Złoty odrobił w piątek część strat do najważniejszych walut, ale analitycy twierdzą, że zanim nastąpi gwałtowne odbicie waluty, Polskę czeka kilka chudych miesięcy. “Jeśli spekulacje na rynku nie zostaną zahamowane, to już wkrótce za euro trzeba będzie zapłacić nawet 5,5 zł, a frank i dolar poszybują w górę, pustosząc portfele milionów właścicieli kredytów hipotecznych” – mówią DZIENNIKOWI.
Po piątkowych notowaniach, po których frank kosztuje 3 zł, a euro 4,52 zł, analitycy podzielili się na dwa obozy. Optymiści czekają na poważną korektę złotego, pesymiści mówią, że zanim do niej dojdzie, złoty może naprawdę spaść na dno. Siły są wyrównane. – Nie można więc wykluczać, że w drugiej połowie lutego złoty zdecydowanie skoryguje – ocenia Marcin Kiepas z XTB. Jego zdaniem dynamika wyprzedaży naszej waluty wskazuje, że rynek zbliża się do momentu przełomowego.
Potwierdza to Marek Zuber z Dexus Partners: – Na razie na rynku jest znacznie więcej sprzedających niż kupujących złotego. Więc jego kurs może nadal spadać. Jednak za kilka miesięcy złoty z pewnością mocno się odbije – mówi. Ale ci, którzy wietrzą czarny scenariusz, oponują. Argumentują, że w ciągu zaledwie sześciu miesięcy polska waluta straciła na sile więcej, niż zyskała przez ostanie 3,5 roku.
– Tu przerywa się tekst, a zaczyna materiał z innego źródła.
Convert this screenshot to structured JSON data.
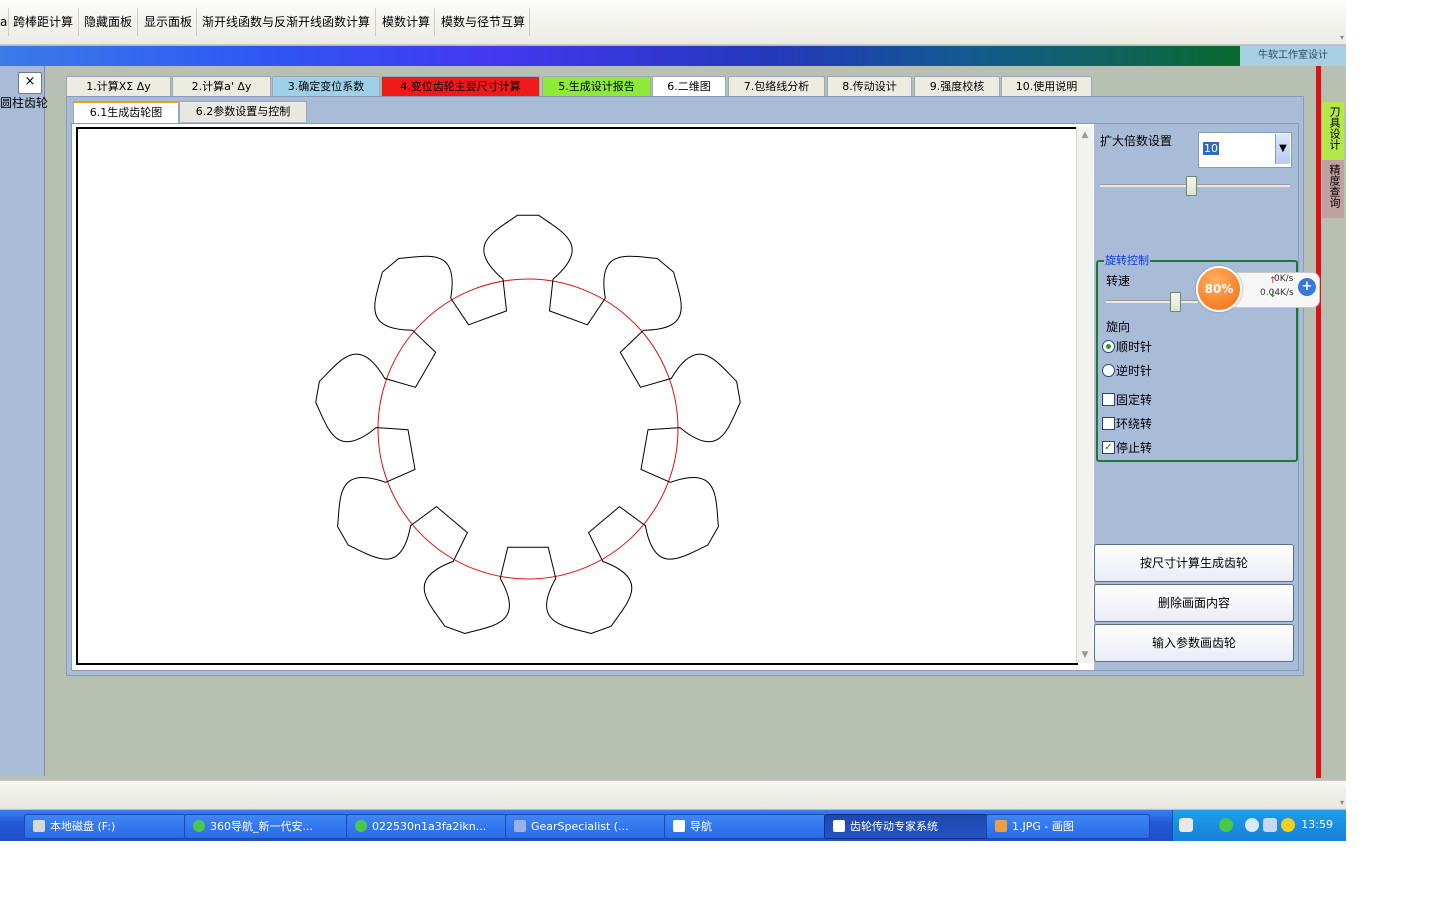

I że załamanie dotyczy generalnie środkowoeuropejskich walut.
– Nie można wykluczyć, że nastąpi efekt argentyński na rynkach całego regionu wschodniego, czyli wycofanie wszystkich inwestycji także z Polski -mówi ekonomista Ryszard Petru. Wtedy zdaniem Petru za jedno euro trzeba będzie zapłacić nawet powyżej pięciu złotych. Wszyscy są zgodni co do jednego: notowania złotego są tak rozchwiane, że właściwie trudno powiedzieć coś pewnego o przyszłości. Analitycy zgodnie przyznają, że warunkiem umocnienia złotego jest przede wszystkim poprawa klimatu inwestycyjnego na rynkach finansowych i bardziej odważne zapowiedzi organów państwa i banku centralnego.
– NBP nie powinien tak stanowczo zaprzeczać, że nic nie będzie robił. Powinny pojawić się zapowiedzi ewentualnej interwencji – mówi Petru. Tymczasem jednak rząd Donalda Tuska i NBP są sceptycznie nastawieni do interwencji walutowych. Paradoksalnie złotego mogą wzmocnić najnowsze dane o bezrobociu w Stanach Zjednoczonych – w styczniu w Ameryce przybyło 600 tys. nowych bezrobotnych. Giełdy spadły, ale tylko na chwilę. – Nie spełniły się więc czarne scenariusze, a to dla światowych inwestorów dobra wiadomość. Dominuje bowiem przekonanie, że im gorzej jest za oceanem, tym gorsze perspektywy przed Europą. Jeśli tam nie ma zapaści na giełdach, to można również na naszym rynku podejmować ryzyko – wyjaśnia niezależny analityk walutowy Marek Rogalski.
Tymczasem większości Polaków pozostaje czekanie, a na słabym złotym cierpią niemal wszyscy. Ogromna rzesza tych, którzy zaciągnęli kredyty w obcych walutach (najwięcej we frankach), dziś boi się kolejnych skoków i tak wysokich już rat kredytów. Eksperci przewidują nawet, że część tych osób może w pewnym momencie z powodu braku środków przestać spłacać zadłużenie. Coraz trudniej również będzie można też uzyskać kredyt. Z powodu niskiego kursu złotego rosną również ceny sprowadzanych zagranicy samochodów, sprzętu elektronicznego, RTV czy AGD. Utrudniony dostęp do kredytów i spowolnienie gospodarcze będą miały realne przełożenie na kondycję przedsiębiorstw – uważa agencja ratingowa Fitch Ratings. Ich zdaniem wzrost PKB wyniesie w tym roku 1,2 proc. wobec szacowanych 4,8 proc.